At Christ URC, we've begun a column in our Lord's Day bulletin called "Why We Do What We Do," exploring the biblical principles of worship, particular parts of our liturgy, the significance of the church calendar, and the historic practices of the Christian church in the ancient, medieval, and Reformation periods. Each article will be around 500 words and will be posted here on our website after the Lord's Day.
Let’s begin by thinking about the big picture. What is worship? And why do we gather together every week to worship God? These are important questions, for worship is at the very core of our reason for being. To understand what worship is and why we do it, we need to first remember who made us and why. The Bible reveals that we worship God because God created us to worship him. As the Heidelberg Catechism summarizes so well, “God created man good and in his own image, that is, in true righteousness and holiness, so that he might truly know God his creator, love him with all his heart, and live with him in eternal happiness for his praise and glory” (HC Q.6; see also Gen 1.26-27; Eph 4.24; Rev 4.11). God made us to worship him!
Have you ever wondered why there are so many different religions in the world? Everywhere on earth, during any period of time, we find humans worshiping something. There are churches, temples, altars, and meeting places for meditation in every part of the world. Why? The answer is that we are hardwired to worship God. It is build-in to our nature as human beings. The problem is that this natural drive to worship God is distorted by our sin causing us to worship the wrong thing. We “suppress the truth,” as the apostle Paul says in Romans 1, exchanging “the glory of the immortal God for images resembling mortal man and birds and animals and creeping things” (Rom 1.18-23). This is deadly, for worshiping anything other than our Creator invites God’s wrath.

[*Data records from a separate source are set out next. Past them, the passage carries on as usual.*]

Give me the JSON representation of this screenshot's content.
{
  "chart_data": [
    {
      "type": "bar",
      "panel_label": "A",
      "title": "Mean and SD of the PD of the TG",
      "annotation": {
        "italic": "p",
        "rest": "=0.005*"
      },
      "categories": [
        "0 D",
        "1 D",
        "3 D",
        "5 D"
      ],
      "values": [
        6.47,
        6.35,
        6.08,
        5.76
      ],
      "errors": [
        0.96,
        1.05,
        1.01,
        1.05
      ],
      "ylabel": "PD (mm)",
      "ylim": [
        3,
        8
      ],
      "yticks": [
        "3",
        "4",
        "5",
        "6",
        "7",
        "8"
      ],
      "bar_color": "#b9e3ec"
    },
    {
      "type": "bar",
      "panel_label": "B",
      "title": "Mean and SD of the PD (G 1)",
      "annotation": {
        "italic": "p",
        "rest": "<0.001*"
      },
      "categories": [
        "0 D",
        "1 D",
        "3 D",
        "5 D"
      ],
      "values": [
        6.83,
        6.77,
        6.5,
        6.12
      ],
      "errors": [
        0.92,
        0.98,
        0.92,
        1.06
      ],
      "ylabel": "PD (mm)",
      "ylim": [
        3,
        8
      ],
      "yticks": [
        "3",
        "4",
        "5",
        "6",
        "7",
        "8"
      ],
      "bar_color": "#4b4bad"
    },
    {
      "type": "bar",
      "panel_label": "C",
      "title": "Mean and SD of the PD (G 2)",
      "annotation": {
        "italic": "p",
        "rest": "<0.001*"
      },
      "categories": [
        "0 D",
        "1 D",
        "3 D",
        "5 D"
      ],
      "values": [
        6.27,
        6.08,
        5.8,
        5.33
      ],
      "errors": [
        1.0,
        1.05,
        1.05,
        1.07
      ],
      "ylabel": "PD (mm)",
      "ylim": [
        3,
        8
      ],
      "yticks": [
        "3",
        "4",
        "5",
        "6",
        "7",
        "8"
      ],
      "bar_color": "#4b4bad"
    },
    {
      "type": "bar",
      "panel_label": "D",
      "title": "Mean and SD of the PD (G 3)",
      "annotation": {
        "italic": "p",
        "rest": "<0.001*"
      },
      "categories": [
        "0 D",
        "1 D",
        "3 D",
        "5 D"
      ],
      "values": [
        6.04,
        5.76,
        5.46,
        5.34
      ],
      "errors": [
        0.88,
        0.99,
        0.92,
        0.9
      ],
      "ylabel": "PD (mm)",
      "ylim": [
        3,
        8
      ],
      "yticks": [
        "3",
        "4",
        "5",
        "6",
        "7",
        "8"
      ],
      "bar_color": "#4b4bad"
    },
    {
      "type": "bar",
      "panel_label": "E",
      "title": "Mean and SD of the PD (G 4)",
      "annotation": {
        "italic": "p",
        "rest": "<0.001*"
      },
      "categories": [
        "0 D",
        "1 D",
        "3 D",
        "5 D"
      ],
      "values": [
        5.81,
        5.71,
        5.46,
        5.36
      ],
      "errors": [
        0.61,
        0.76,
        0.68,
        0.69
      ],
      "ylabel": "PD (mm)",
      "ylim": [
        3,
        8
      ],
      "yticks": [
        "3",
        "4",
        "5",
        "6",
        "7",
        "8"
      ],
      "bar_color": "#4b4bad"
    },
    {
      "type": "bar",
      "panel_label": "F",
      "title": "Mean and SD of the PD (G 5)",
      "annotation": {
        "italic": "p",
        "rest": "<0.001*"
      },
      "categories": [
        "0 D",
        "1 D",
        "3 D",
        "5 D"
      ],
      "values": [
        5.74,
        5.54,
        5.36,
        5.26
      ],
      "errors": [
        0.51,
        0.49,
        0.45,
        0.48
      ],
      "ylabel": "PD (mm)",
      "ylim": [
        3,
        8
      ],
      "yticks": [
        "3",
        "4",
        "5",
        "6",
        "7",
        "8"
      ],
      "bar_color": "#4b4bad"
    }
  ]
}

But God has graciously provided a remedy to this problem by providing us with his Son. Christ has not only reconciled us to God through his life, death, and resurrection, cancelling our debt and earning for us eternal life, but has also provided us with the opportunity to worship the Father “in spirit and truth” (John 4.21-24). Having fulfilled all the type and shadow of Old Covenant worship, Christ has inaugurated the New Covenant. God’s people no longer gather in the temple to worship him with the sacrifice of animals, for Christ “has entered once for all into the holy places, not by means of the blood of goats and calves but by means of his own blood, thus securing an eternal redemption” (Heb 9.12).

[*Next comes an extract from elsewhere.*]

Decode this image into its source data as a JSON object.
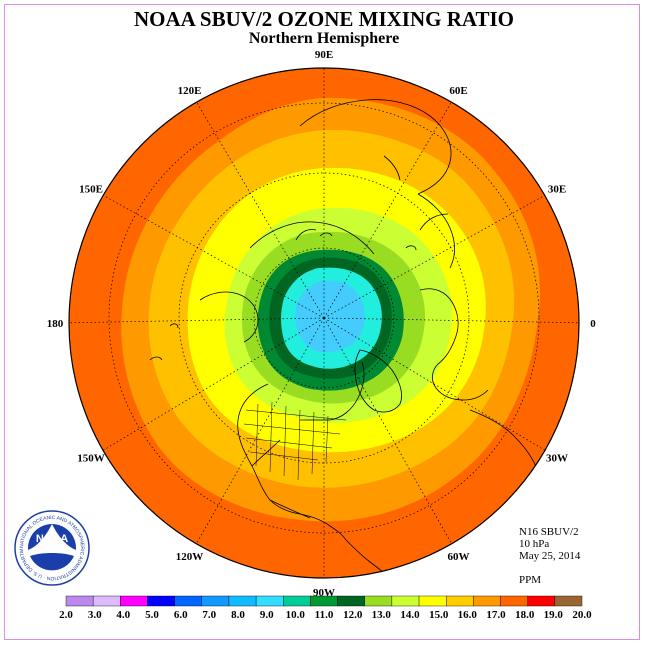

God still calls his people to worship him in the New Covenant. We gather on the Lord’s Day to devote ourselves “to the apostles’ teaching and the fellowship, to the breaking of bread and the prayers” (Acts 2.42). We are to “offer up a sacrifice of praise to God, that is, the fruit of lips that acknowledge his name” (Heb 13.15). The weekly worship service is the place where God meets his people. He speaks to us in his Word and Sacraments, and we respond in prayer, confession, and song. He stoops down to feed our souls, strengthen our faith, and build us up as the body of Christ. We come ready to hear, ready to receive, and ready to please him.